You can use three features of SAS/STAT 15.1 (SAS 9.4M6) to add vertical reference lines, to color the background, and to center the plant labels in the column headers. The options are the BLOCKREF option, the BLOCKREFFILL option, and the BLOCKVALUEPOS= option, respectively.
/* Options for extending the column headers into the plot region. These options require SAS/STAT 15.1 */ proc boxplot data=Turnip2; plot Calcium*LeafID(Plant) / odstitle=title odstitle2=title2 odsfootnote=footnote blockref blockreffill blockvaluepos=center; run;
I like this graph because it uses colors sparingly and does not require a legend. Also, if the number of samples is large (such as 30 or 50), PROC BOXPLOT will automatically produce a series of graphs, each displaying a portion of the data.
In summary, this article shows three ways to create box plots of responses for nested categorical data.
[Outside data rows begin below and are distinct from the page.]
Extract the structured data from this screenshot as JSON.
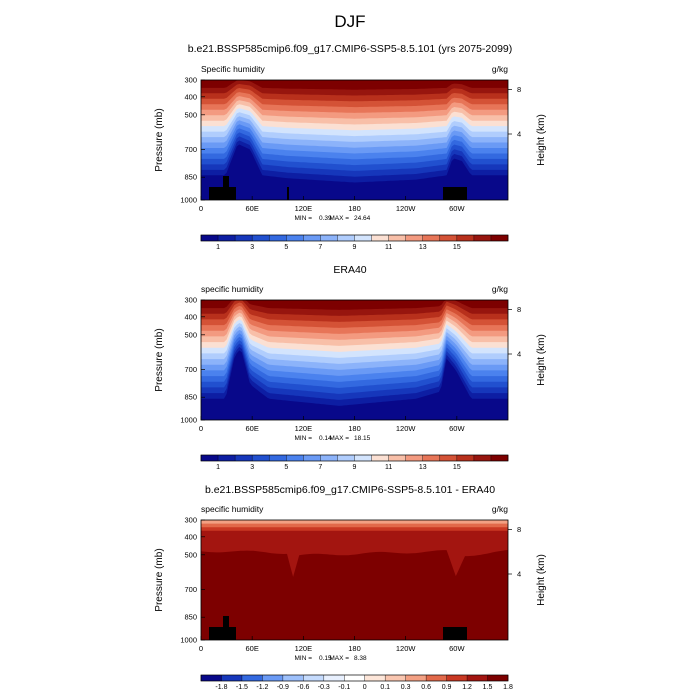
{
  "figure": {
    "title": "DJF"
  },
  "panel_titles": [
    "b.e21.BSSP585cmip6.f09_g17.CMIP6-SSP5-8.5.101 (yrs 2075-2099)",
    "ERA40",
    "b.e21.BSSP585cmip6.f09_g17.CMIP6-SSP5-8.5.101 - ERA40"
  ],
  "chart_data": [
    {
      "type": "heatmap",
      "title": "b.e21.BSSP585cmip6.f09_g17.CMIP6-SSP5-8.5.101 (yrs 2075-2099)",
      "left_label": "Specific humidity",
      "units": "g/kg",
      "ylabel": "Pressure (mb)",
      "y2label": "Height (km)",
      "x_ticks": [
        "0",
        "60E",
        "120E",
        "180",
        "120W",
        "60W"
      ],
      "y_ticks": [
        "300",
        "400",
        "500",
        "700",
        "850",
        "1000"
      ],
      "y2_ticks": [
        "8",
        "4"
      ],
      "stats": {
        "min": "0.39",
        "max": "24.64"
      },
      "colorbar_labels": [
        "1",
        "3",
        "5",
        "7",
        "9",
        "11",
        "13",
        "15"
      ]
    },
    {
      "type": "heatmap",
      "title": "ERA40",
      "left_label": "specific humidity",
      "units": "g/kg",
      "ylabel": "Pressure (mb)",
      "y2label": "Height (km)",
      "x_ticks": [
        "0",
        "60E",
        "120E",
        "180",
        "120W",
        "60W"
      ],
      "y_ticks": [
        "300",
        "400",
        "500",
        "700",
        "850",
        "1000"
      ],
      "y2_ticks": [
        "8",
        "4"
      ],
      "stats": {
        "min": "0.14",
        "max": "18.15"
      },
      "colorbar_labels": [
        "1",
        "3",
        "5",
        "7",
        "9",
        "11",
        "13",
        "15"
      ]
    },
    {
      "type": "heatmap",
      "title": "b.e21.BSSP585cmip6.f09_g17.CMIP6-SSP5-8.5.101 - ERA40",
      "left_label": "specific humidity",
      "units": "g/kg",
      "ylabel": "Pressure (mb)",
      "y2label": "Height (km)",
      "x_ticks": [
        "0",
        "60E",
        "120E",
        "180",
        "120W",
        "60W"
      ],
      "y_ticks": [
        "300",
        "400",
        "500",
        "700",
        "850",
        "1000"
      ],
      "y2_ticks": [
        "8",
        "4"
      ],
      "stats": {
        "min": "0.15",
        "max": "8.38"
      },
      "colorbar_labels": [
        "-1.8",
        "-1.5",
        "-1.2",
        "-0.9",
        "-0.6",
        "-0.3",
        "-0.1",
        "0",
        "0.1",
        "0.3",
        "0.6",
        "0.9",
        "1.2",
        "1.5",
        "1.8"
      ]
    }
  ],
  "colors": {
    "abs_scale": [
      "#08088a",
      "#0d1ea3",
      "#1637bb",
      "#2150cf",
      "#3369e0",
      "#4b82ee",
      "#6a9af5",
      "#8cb3fa",
      "#b0cdfd",
      "#d3e4fd",
      "#fbe0d3",
      "#f8bfa8",
      "#f39a80",
      "#e77558",
      "#d45236",
      "#b8301c",
      "#97150e",
      "#7d0000"
    ],
    "diff_scale": [
      "#08088a",
      "#1637bb",
      "#3369e0",
      "#6a9af5",
      "#9dc0fb",
      "#c5dbfd",
      "#e8f0fe",
      "#ffffff",
      "#fde6d9",
      "#f9c6b0",
      "#f3a083",
      "#e2694a",
      "#c93823",
      "#a31510",
      "#7d0000"
    ],
    "topography": "#000000"
  }
}
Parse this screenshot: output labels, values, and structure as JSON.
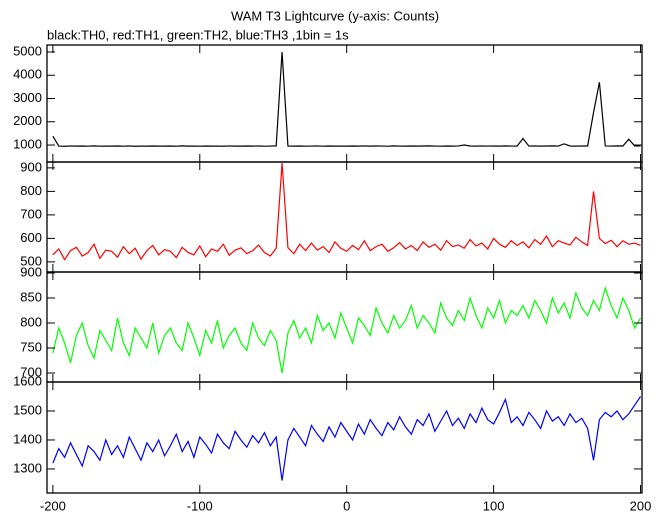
{
  "chart_data": [
    {
      "type": "line",
      "title": "WAM T3 Lightcurve (y-axis: Counts)",
      "subtitle": "black:TH0, red:TH1, green:TH2, blue:TH3 ,1bin = 1s",
      "color": "#000000",
      "xlim": [
        -204,
        201
      ],
      "xticks": [
        -200,
        -100,
        0,
        100,
        200
      ],
      "ylim": [
        270,
        5300
      ],
      "yticks": [
        1000,
        2000,
        3000,
        4000,
        5000
      ],
      "x": [
        -200,
        -196,
        -192,
        -188,
        -184,
        -180,
        -176,
        -172,
        -168,
        -164,
        -160,
        -156,
        -152,
        -148,
        -144,
        -140,
        -136,
        -132,
        -128,
        -124,
        -120,
        -116,
        -112,
        -108,
        -104,
        -100,
        -96,
        -92,
        -88,
        -84,
        -80,
        -76,
        -72,
        -68,
        -64,
        -60,
        -56,
        -52,
        -48,
        -44,
        -40,
        -36,
        -32,
        -28,
        -24,
        -20,
        -16,
        -12,
        -8,
        -4,
        0,
        4,
        8,
        12,
        16,
        20,
        24,
        28,
        32,
        36,
        40,
        44,
        48,
        52,
        56,
        60,
        64,
        68,
        72,
        76,
        80,
        84,
        88,
        92,
        96,
        100,
        104,
        108,
        112,
        116,
        120,
        124,
        128,
        132,
        136,
        140,
        144,
        148,
        152,
        156,
        160,
        164,
        168,
        172,
        176,
        180,
        184,
        188,
        192,
        196,
        200
      ],
      "values": [
        1380,
        955,
        948,
        960,
        952,
        957,
        950,
        962,
        949,
        955,
        953,
        958,
        950,
        961,
        947,
        956,
        952,
        959,
        951,
        954,
        957,
        949,
        962,
        953,
        955,
        950,
        958,
        952,
        956,
        948,
        960,
        954,
        951,
        957,
        953,
        959,
        950,
        955,
        962,
        5000,
        956,
        952,
        958,
        950,
        955,
        961,
        949,
        957,
        953,
        956,
        951,
        958,
        954,
        960,
        952,
        957,
        955,
        950,
        963,
        956,
        953,
        959,
        951,
        957,
        962,
        955,
        950,
        958,
        954,
        961,
        1000,
        957,
        953,
        960,
        955,
        958,
        952,
        962,
        956,
        959,
        1280,
        955,
        960,
        953,
        958,
        962,
        956,
        1050,
        959,
        954,
        961,
        957,
        2400,
        3700,
        960,
        955,
        962,
        958,
        1250,
        960,
        957
      ]
    },
    {
      "type": "line",
      "color": "#ff0000",
      "xlim": [
        -204,
        201
      ],
      "xticks": [
        -200,
        -100,
        0,
        100,
        200
      ],
      "ylim": [
        457,
        925
      ],
      "yticks": [
        500,
        600,
        700,
        800,
        900
      ],
      "x": [
        -200,
        -196,
        -192,
        -188,
        -184,
        -180,
        -176,
        -172,
        -168,
        -164,
        -160,
        -156,
        -152,
        -148,
        -144,
        -140,
        -136,
        -132,
        -128,
        -124,
        -120,
        -116,
        -112,
        -108,
        -104,
        -100,
        -96,
        -92,
        -88,
        -84,
        -80,
        -76,
        -72,
        -68,
        -64,
        -60,
        -56,
        -52,
        -48,
        -44,
        -40,
        -36,
        -32,
        -28,
        -24,
        -20,
        -16,
        -12,
        -8,
        -4,
        0,
        4,
        8,
        12,
        16,
        20,
        24,
        28,
        32,
        36,
        40,
        44,
        48,
        52,
        56,
        60,
        64,
        68,
        72,
        76,
        80,
        84,
        88,
        92,
        96,
        100,
        104,
        108,
        112,
        116,
        120,
        124,
        128,
        132,
        136,
        140,
        144,
        148,
        152,
        156,
        160,
        164,
        168,
        172,
        176,
        180,
        184,
        188,
        192,
        196,
        200
      ],
      "values": [
        530,
        555,
        510,
        548,
        562,
        525,
        540,
        575,
        515,
        550,
        545,
        520,
        565,
        535,
        558,
        512,
        548,
        570,
        530,
        552,
        545,
        518,
        562,
        540,
        530,
        568,
        522,
        555,
        545,
        575,
        528,
        550,
        560,
        535,
        548,
        572,
        540,
        525,
        558,
        920,
        560,
        535,
        575,
        548,
        580,
        550,
        565,
        540,
        585,
        558,
        545,
        570,
        552,
        590,
        548,
        565,
        575,
        545,
        560,
        582,
        555,
        570,
        548,
        585,
        562,
        575,
        550,
        590,
        565,
        572,
        558,
        595,
        568,
        580,
        555,
        600,
        575,
        562,
        590,
        570,
        585,
        560,
        595,
        575,
        610,
        565,
        590,
        580,
        572,
        605,
        585,
        570,
        800,
        600,
        578,
        592,
        565,
        590,
        575,
        580,
        570
      ]
    },
    {
      "type": "line",
      "color": "#00ff00",
      "xlim": [
        -204,
        201
      ],
      "xticks": [
        -200,
        -100,
        0,
        100,
        200
      ],
      "ylim": [
        682,
        902
      ],
      "yticks": [
        700,
        750,
        800,
        850,
        900
      ],
      "x": [
        -200,
        -196,
        -192,
        -188,
        -184,
        -180,
        -176,
        -172,
        -168,
        -164,
        -160,
        -156,
        -152,
        -148,
        -144,
        -140,
        -136,
        -132,
        -128,
        -124,
        -120,
        -116,
        -112,
        -108,
        -104,
        -100,
        -96,
        -92,
        -88,
        -84,
        -80,
        -76,
        -72,
        -68,
        -64,
        -60,
        -56,
        -52,
        -48,
        -44,
        -40,
        -36,
        -32,
        -28,
        -24,
        -20,
        -16,
        -12,
        -8,
        -4,
        0,
        4,
        8,
        12,
        16,
        20,
        24,
        28,
        32,
        36,
        40,
        44,
        48,
        52,
        56,
        60,
        64,
        68,
        72,
        76,
        80,
        84,
        88,
        92,
        96,
        100,
        104,
        108,
        112,
        116,
        120,
        124,
        128,
        132,
        136,
        140,
        144,
        148,
        152,
        156,
        160,
        164,
        168,
        172,
        176,
        180,
        184,
        188,
        192,
        196,
        200
      ],
      "values": [
        740,
        790,
        760,
        720,
        775,
        800,
        755,
        730,
        785,
        765,
        745,
        810,
        760,
        735,
        790,
        770,
        750,
        800,
        740,
        775,
        790,
        760,
        745,
        800,
        770,
        735,
        785,
        760,
        805,
        750,
        775,
        790,
        760,
        745,
        800,
        770,
        755,
        785,
        765,
        700,
        780,
        805,
        770,
        790,
        760,
        815,
        785,
        800,
        770,
        820,
        790,
        760,
        810,
        795,
        775,
        830,
        800,
        780,
        815,
        790,
        805,
        835,
        790,
        815,
        800,
        780,
        840,
        810,
        795,
        825,
        805,
        850,
        815,
        790,
        830,
        810,
        845,
        800,
        825,
        815,
        835,
        810,
        845,
        825,
        800,
        850,
        820,
        840,
        810,
        860,
        830,
        815,
        845,
        825,
        870,
        835,
        810,
        850,
        825,
        790,
        810
      ]
    },
    {
      "type": "line",
      "color": "#0000ff",
      "xlim": [
        -204,
        201
      ],
      "xticks": [
        -200,
        -100,
        0,
        100,
        200
      ],
      "ylim": [
        1217,
        1600
      ],
      "yticks": [
        1300,
        1400,
        1500,
        1600
      ],
      "x": [
        -200,
        -196,
        -192,
        -188,
        -184,
        -180,
        -176,
        -172,
        -168,
        -164,
        -160,
        -156,
        -152,
        -148,
        -144,
        -140,
        -136,
        -132,
        -128,
        -124,
        -120,
        -116,
        -112,
        -108,
        -104,
        -100,
        -96,
        -92,
        -88,
        -84,
        -80,
        -76,
        -72,
        -68,
        -64,
        -60,
        -56,
        -52,
        -48,
        -44,
        -40,
        -36,
        -32,
        -28,
        -24,
        -20,
        -16,
        -12,
        -8,
        -4,
        0,
        4,
        8,
        12,
        16,
        20,
        24,
        28,
        32,
        36,
        40,
        44,
        48,
        52,
        56,
        60,
        64,
        68,
        72,
        76,
        80,
        84,
        88,
        92,
        96,
        100,
        104,
        108,
        112,
        116,
        120,
        124,
        128,
        132,
        136,
        140,
        144,
        148,
        152,
        156,
        160,
        164,
        168,
        172,
        176,
        180,
        184,
        188,
        192,
        196,
        200
      ],
      "values": [
        1320,
        1370,
        1340,
        1390,
        1350,
        1310,
        1380,
        1360,
        1330,
        1400,
        1350,
        1380,
        1340,
        1410,
        1370,
        1330,
        1390,
        1360,
        1400,
        1345,
        1380,
        1420,
        1360,
        1395,
        1340,
        1410,
        1385,
        1355,
        1420,
        1390,
        1370,
        1430,
        1400,
        1375,
        1415,
        1390,
        1425,
        1380,
        1410,
        1260,
        1400,
        1440,
        1410,
        1380,
        1450,
        1420,
        1395,
        1445,
        1410,
        1460,
        1430,
        1400,
        1455,
        1420,
        1470,
        1440,
        1415,
        1460,
        1435,
        1480,
        1445,
        1420,
        1470,
        1450,
        1490,
        1430,
        1465,
        1500,
        1450,
        1475,
        1440,
        1490,
        1460,
        1510,
        1470,
        1455,
        1495,
        1540,
        1460,
        1480,
        1450,
        1495,
        1470,
        1440,
        1500,
        1465,
        1480,
        1450,
        1490,
        1460,
        1475,
        1440,
        1330,
        1470,
        1495,
        1480,
        1500,
        1470,
        1490,
        1520,
        1550
      ]
    }
  ]
}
The simplest is to use the VBOX statement in PROC SGPLOT, although if there are additional categorical variables in the model, you can create a lattice of box plots by using the PANELBY statement in PROC SGPANEL. The GLM procedure enables you to perform an ANOVA analysis for the data and also create a visualization. The BOXPLOT procedure provides nice headers and (in SAS/STAT 15.1) colored strips for each level of the "outer" categories.